Cross-slab (present location), Nenagh, Co. Tipperary
Co. Tipperary |
Crosses & Monuments
A small stone slab sitting in a former jail in Nenagh holds a quietly unsettling origin: it was pulled from the ground in 1977 not by archaeologists, but by gravediggers.
The slab, along with two others, came to light during the digging of a grave in the O'Brien family plot at Latteragh Graveyard, to the north of the north wall of Latteragh Church. A fourth slab emerged separately during work on the nearby Berkery family plot. All four eventually made their way to Nenagh Heritage Centre, housed in a building on O'Rahilly Street that served as a jail before becoming a convent school.
The slabs originated at St.

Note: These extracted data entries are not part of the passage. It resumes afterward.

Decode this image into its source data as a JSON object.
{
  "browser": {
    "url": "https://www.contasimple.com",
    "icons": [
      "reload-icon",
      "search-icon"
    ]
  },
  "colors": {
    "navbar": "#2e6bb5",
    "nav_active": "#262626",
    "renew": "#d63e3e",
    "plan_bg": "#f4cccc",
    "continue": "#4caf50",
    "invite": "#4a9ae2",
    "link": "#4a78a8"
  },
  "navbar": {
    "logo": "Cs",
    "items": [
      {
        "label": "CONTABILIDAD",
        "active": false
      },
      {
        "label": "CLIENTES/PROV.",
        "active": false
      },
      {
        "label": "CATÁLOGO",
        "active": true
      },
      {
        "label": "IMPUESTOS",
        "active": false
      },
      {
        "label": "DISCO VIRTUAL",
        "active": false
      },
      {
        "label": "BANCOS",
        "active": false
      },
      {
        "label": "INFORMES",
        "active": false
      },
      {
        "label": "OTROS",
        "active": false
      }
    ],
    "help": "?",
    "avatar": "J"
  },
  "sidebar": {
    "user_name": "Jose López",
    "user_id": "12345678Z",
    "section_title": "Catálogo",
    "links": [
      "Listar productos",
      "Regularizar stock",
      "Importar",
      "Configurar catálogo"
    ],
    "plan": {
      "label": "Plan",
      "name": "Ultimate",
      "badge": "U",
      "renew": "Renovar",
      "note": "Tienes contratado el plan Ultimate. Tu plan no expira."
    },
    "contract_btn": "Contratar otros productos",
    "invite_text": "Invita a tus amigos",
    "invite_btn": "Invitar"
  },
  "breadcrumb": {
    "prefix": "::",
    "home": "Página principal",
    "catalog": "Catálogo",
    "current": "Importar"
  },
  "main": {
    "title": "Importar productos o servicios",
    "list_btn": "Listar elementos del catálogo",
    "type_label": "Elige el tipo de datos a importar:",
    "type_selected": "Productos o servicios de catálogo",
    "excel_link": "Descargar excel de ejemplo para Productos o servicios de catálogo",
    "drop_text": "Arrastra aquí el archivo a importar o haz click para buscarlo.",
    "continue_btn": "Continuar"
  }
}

Odhran's Monastery at Latteragh, an early Christian site in County Tipperary. Early medieval cross-slabs are flat stones incised with a cross, often used as grave markers or devotional objects at monastic sites, and these examples follow a recognisable pattern: each bears an incised cross set within a single or double incised circle. The particular slab known as Latteragh 4, catalogued and described in detail by Dorothy Kelly in the Journal of the Royal Society of Antiquaries of Ireland in 1988, is a rectangular piece of dense, fine-grained stone measuring 0.65 metres by 0.23 metres by 0.09 metres. Its cross has unequal arms with spatulate, or spoon-shaped, terminals, all contained within an incised circle. The collection at the Heritage Centre also includes quern stones, two of which are decorated, as well as a mortar identified as a 15th-century monastic bowl and a broken stone ring, giving the basement an accumulation that feels less like a display and more like a carefully gathered remnant of a much older landscape.